Map forces you to build the intermediate representation, which the imperative version avoids.

TheCoelacanth · on Nov 21, 2016

Even Java manages to get your example to work efficiently with map/filter. It's not rocket science. Just because some library designers screwed it up doesn't invalidate the whole concept.

jfoutz · on Nov 21, 2016

but java provides collect. which is, like, the right way to do it.

I'm just sort of mystified that people are defending map.filter over filter.map (which isn't crazy, as name.isValidPerson isn't provided.) but, you know, fold is a thing.
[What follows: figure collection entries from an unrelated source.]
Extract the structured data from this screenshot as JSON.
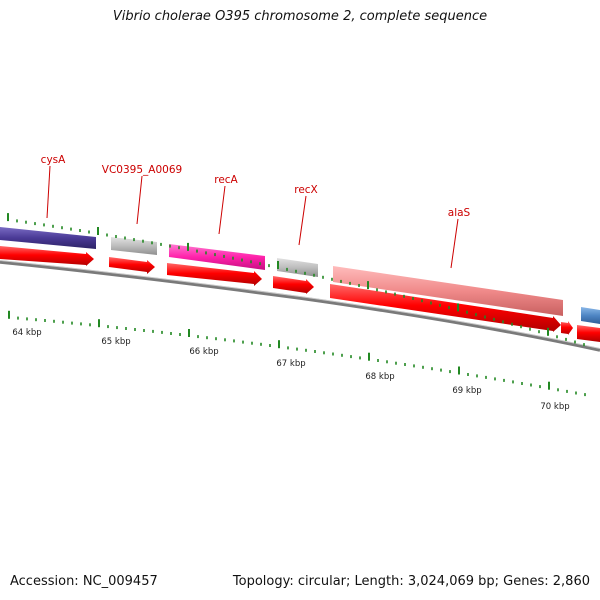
{
  "title": "Vibrio cholerae O395 chromosome 2, complete sequence",
  "accession_label": "Accession: NC_009457",
  "summary_label": "Topology: circular; Length: 3,024,069 bp; Genes: 2,860",
  "colors": {
    "cds": "#ff0000",
    "gene_label": "#cc0000",
    "tick": "#228822",
    "backbone": "#808080"
  },
  "gene_labels": [
    "cysA",
    "VC0395_A0069",
    "recA",
    "recX",
    "alaS"
  ],
  "kbp_labels": [
    "64 kbp",
    "65 kbp",
    "66 kbp",
    "67 kbp",
    "68 kbp",
    "69 kbp",
    "70 kbp"
  ]
}
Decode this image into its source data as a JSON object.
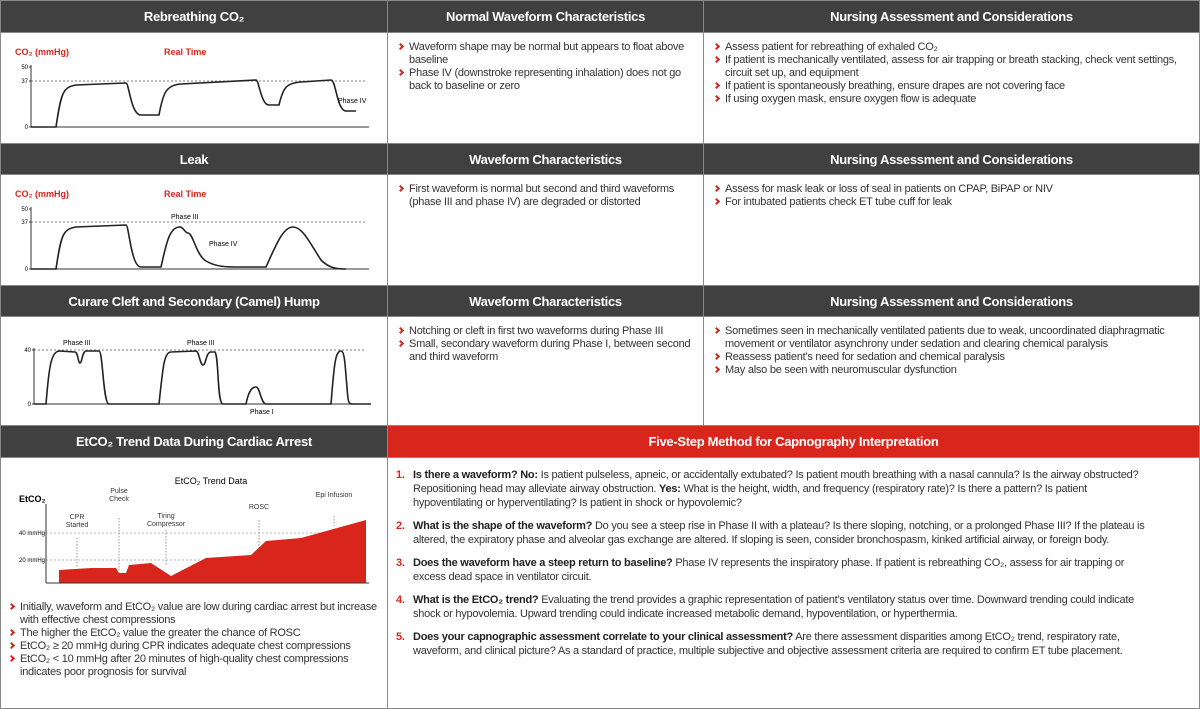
{
  "sections": [
    {
      "graph_header": "Rebreathing CO₂",
      "y_label": "CO₂ (mmHg)",
      "x_label": "Real Time",
      "yticks": [
        50,
        37,
        0
      ],
      "phase_labels": [
        "Phase IV"
      ],
      "waveform_header": "Normal Waveform Characteristics",
      "waveform_bullets": [
        "Waveform shape may be normal but appears to float above baseline",
        "Phase IV (downstroke representing inhalation) does not go back to baseline or zero"
      ],
      "nursing_header": "Nursing Assessment and Considerations",
      "nursing_bullets": [
        "Assess patient for rebreathing of exhaled CO₂",
        "If patient is mechanically ventilated, assess for air trapping or breath stacking, check vent settings, circuit set up, and equipment",
        "If patient is spontaneously breathing, ensure drapes are not covering face",
        "If using oxygen mask, ensure oxygen flow is adequate"
      ]
    },
    {
      "graph_header": "Leak",
      "y_label": "CO₂ (mmHg)",
      "x_label": "Real Time",
      "yticks": [
        50,
        37,
        0
      ],
      "phase_labels": [
        "Phase III",
        "Phase IV"
      ],
      "waveform_header": "Waveform Characteristics",
      "waveform_bullets": [
        "First waveform is normal but second and third waveforms (phase III and phase IV) are degraded or distorted"
      ],
      "nursing_header": "Nursing Assessment and Considerations",
      "nursing_bullets": [
        "Assess for mask leak or loss of seal in patients on CPAP, BiPAP or NIV",
        "For intubated patients check ET tube cuff for leak"
      ]
    },
    {
      "graph_header": "Curare Cleft and Secondary (Camel) Hump",
      "yticks": [
        40,
        0
      ],
      "phase_labels": [
        "Phase III",
        "Phase III",
        "Phase I"
      ],
      "waveform_header": "Waveform Characteristics",
      "waveform_bullets": [
        "Notching or cleft in first two waveforms during Phase III",
        "Small, secondary waveform during Phase I, between second and third waveform"
      ],
      "nursing_header": "Nursing Assessment and Considerations",
      "nursing_bullets": [
        "Sometimes seen in mechanically ventilated patients due to weak, uncoordinated diaphragmatic movement or ventilator asynchrony under sedation and clearing chemical paralysis",
        "Reassess patient’s need for sedation and chemical paralysis",
        "May also be seen with neuromuscular dysfunction"
      ]
    }
  ],
  "trend": {
    "header": "EtCO₂ Trend Data During Cardiac Arrest",
    "chart_title": "EtCO₂ Trend Data",
    "y_label": "EtCO₂",
    "levels": [
      "40 mmHg",
      "20 mmHg"
    ],
    "events": [
      "CPR Started",
      "Pulse Check",
      "Tiring Compressor",
      "ROSC",
      "Epi Infusion"
    ],
    "bullets": [
      "Initially, waveform and EtCO₂ value are low during cardiac arrest but increase with effective chest compressions",
      "The higher the EtCO₂ value the greater the chance of ROSC",
      "EtCO₂ ≥ 20 mmHg during CPR indicates adequate chest compressions",
      "EtCO₂ < 10 mmHg after 20 minutes of high-quality chest compressions indicates poor prognosis for survival"
    ]
  },
  "five_step": {
    "header": "Five-Step Method for Capnography Interpretation",
    "steps": [
      {
        "number": "1.",
        "parts": [
          "Is there a waveform? No:",
          " Is patient pulseless, apneic, or accidentally extubated? Is patient mouth breathing with a nasal cannula? Is the airway obstructed? Repositioning head may alleviate airway obstruction. ",
          "Yes:",
          " What is the height, width, and frequency (respiratory rate)? Is there a pattern? Is patient hypoventilating or hyperventilating? Is patient in shock or hypovolemic?"
        ]
      },
      {
        "number": "2.",
        "parts": [
          "What is the shape of the waveform?",
          " Do you see a steep rise in Phase II with a plateau? Is there sloping, notching, or a prolonged Phase III? If the plateau is altered, the expiratory phase and alveolar gas exchange are altered. If sloping is seen, consider bronchospasm, kinked artificial airway, or foreign body."
        ]
      },
      {
        "number": "3.",
        "parts": [
          "Does the waveform have a steep return to baseline?",
          " Phase IV represents the inspiratory phase. If patient is rebreathing CO₂, assess for air trapping or excess dead space in ventilator circuit."
        ]
      },
      {
        "number": "4.",
        "parts": [
          "What is the EtCO₂ trend?",
          " Evaluating the trend provides a graphic representation of patient’s ventilatory status over time. Downward trending could indicate shock or hypovolemia. Upward trending could indicate increased metabolic demand, hypoventilation, or hyperthermia."
        ]
      },
      {
        "number": "5.",
        "parts": [
          "Does your capnographic assessment correlate to your clinical assessment?",
          " Are there assessment disparities among EtCO₂ trend, respiratory rate, waveform, and clinical picture? As a standard of practice, multiple subjective and objective assessment criteria are required to confirm ET tube placement."
        ]
      }
    ]
  }
}
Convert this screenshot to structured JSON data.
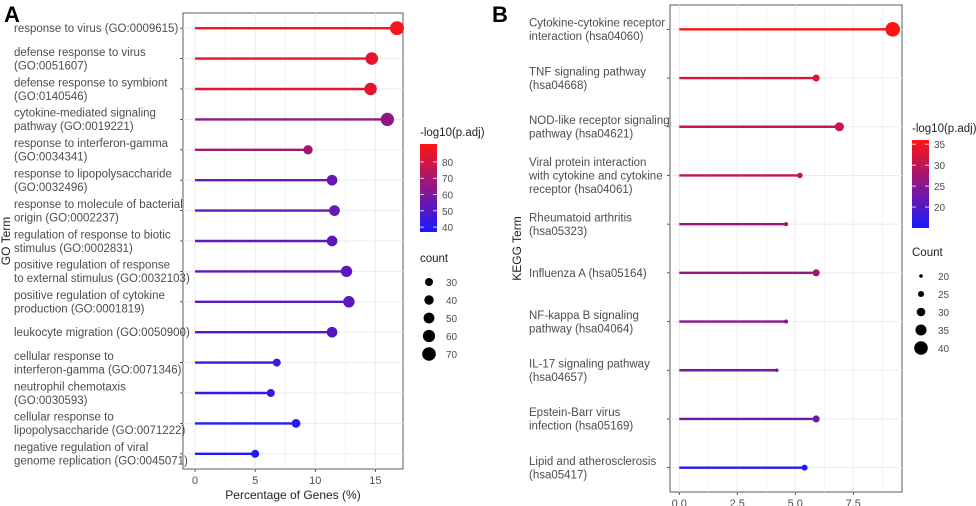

harpocrates · on Nov 21, 2016

> so they would not allocate an intermediate list

Not quite. Lazy sequences make it so that thinking about fusion/deforestation makes sense. This is an optimization the compiler can make. Naively, you still end up with as many allocations as before (just in a different order).

In Haskell, this sort of optimization is actually user-customizable using REWRITE RULES. And you get it for lists out of the box.